In a Nutshell: Mystery, memory, manipulation | A feisty thriller that fizzes with intrigue, paranoia and a cast of fascinatingly flawed characters. For Jess “every waking moment is a flashbulb moment. I recall everything from the age of eleven like a never-ending motion picture,” which is why she became part of Professor Coleman’s intensive memory study Programme. Following a family tragedy and sick of Coleman’s invasive methods, Jess fled the study and assumed a new identity. She’s an engaging, refreshingly straight-talking narrator, not always likeable, but consistently clever and ten steps ahead of everyone around her. But further tragedy follows at her new school when Hanna, her roommate, falls to her death. While Jess tries to figure out who’s behind the mysterious postcards she finds in the wake of Hanna’s death, she falls for new boy Dan and confides in him as it emerges that Professor Coleman wants her back. A tangle of questions arise as Jess tries to keep herself safe, and the answers are revealed with terrific tension as a series of damning discoveries set the stage for an explosive showdown. Recommended for YA readers who like their fiction fast-paced and full of psychological thrills and chills. Do you have a memory for faces? Could you be a Super Recogniser? Head over to the University of Greenwich website to take the test… greenwichuniversity.eu.qualtrics.com
Forthright, funny Ayesha harbours dreams of being a poet and occasionally performs at a literary lounge, but her ambitions are somewhat hampered by her new teaching job and familial pressure to get married, a pressure that’s intensified by her stunning younger cousin’s countless marriage proposals. But Ayesha is adamant that she doesn’t want an arranged marriage, even if it means she might be doomed to spinsterhood. Then, courtesy of her best friend and a conference at her mosque, a few twists of fate throw Ayesha into contact with hyper-critical, conservative Khalid, who dresses like a time-traveller from several centuries ago and is utterly under his wealthy mother’s control. Cue much friction, farcical funniness and genuine soul-searching as Ayesha and Khalid embark on complex, intersecting journeys of discovery. Alongside serving up a sparkling love story, this debut also tackles meaty issues, from the rampant islamophobia of Khaled’s abhorrent boss, to the sexism Ayesha stands up to. Indeed, the criss-crossing sub-plots - both gritty and comic - keep the pages turning, and make this a treat for fans of romance with extra bite.

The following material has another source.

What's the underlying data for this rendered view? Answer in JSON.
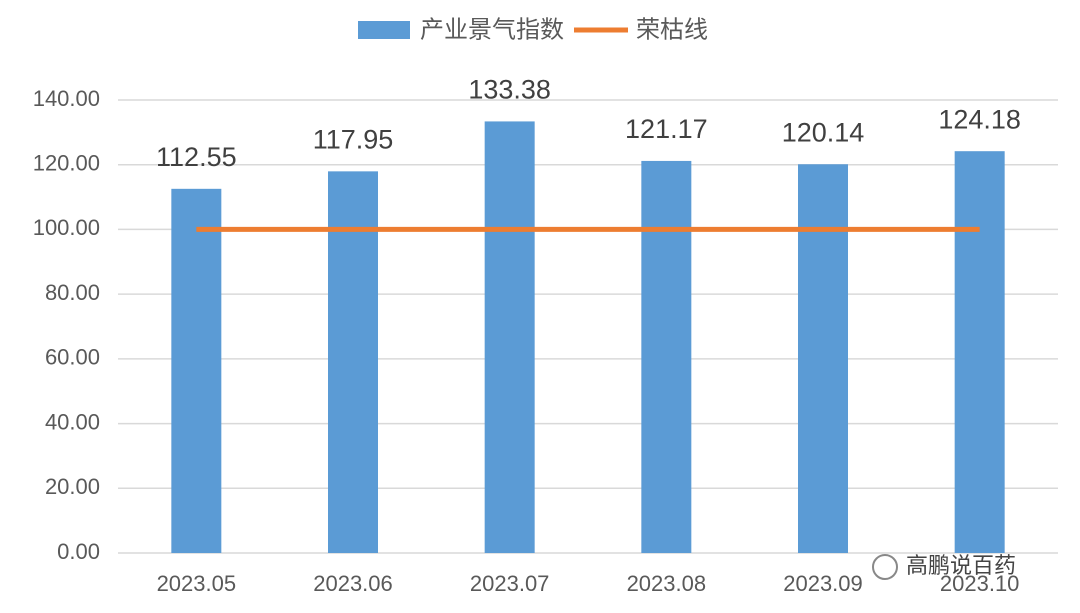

Oh my, I have quite fallen in love with this absolutely glorious and spellbinding tale. A wonderful infusion of themes means ‘Attend’ quite rightly, refuses to be labelled. Set in Deptford, London the streets, houses, and locations are as eloquently described and important as the characters. Skirting the violent criminal underbelly of the town and exploring the struggle of addiction, the story hovers within touching distance of an unseen mysterious power that planted itself in my mind and continued to lurk and explore my thoughts and feelings. The enigmatic and almost otherworldly Deborah sits centre stage, acting as a magnet, weaving Sam and Anne into her story. ‘Attend’ has a deliciously dark fairytale quality that sits alongside the heartfelt realism of life quite beautifully. This is West Camel’s debut, his writing is alluring and sang out to me, I simply can't wait to see what comes next. I recommend Attend with every fibre of my being, it has must-read stamped all over it.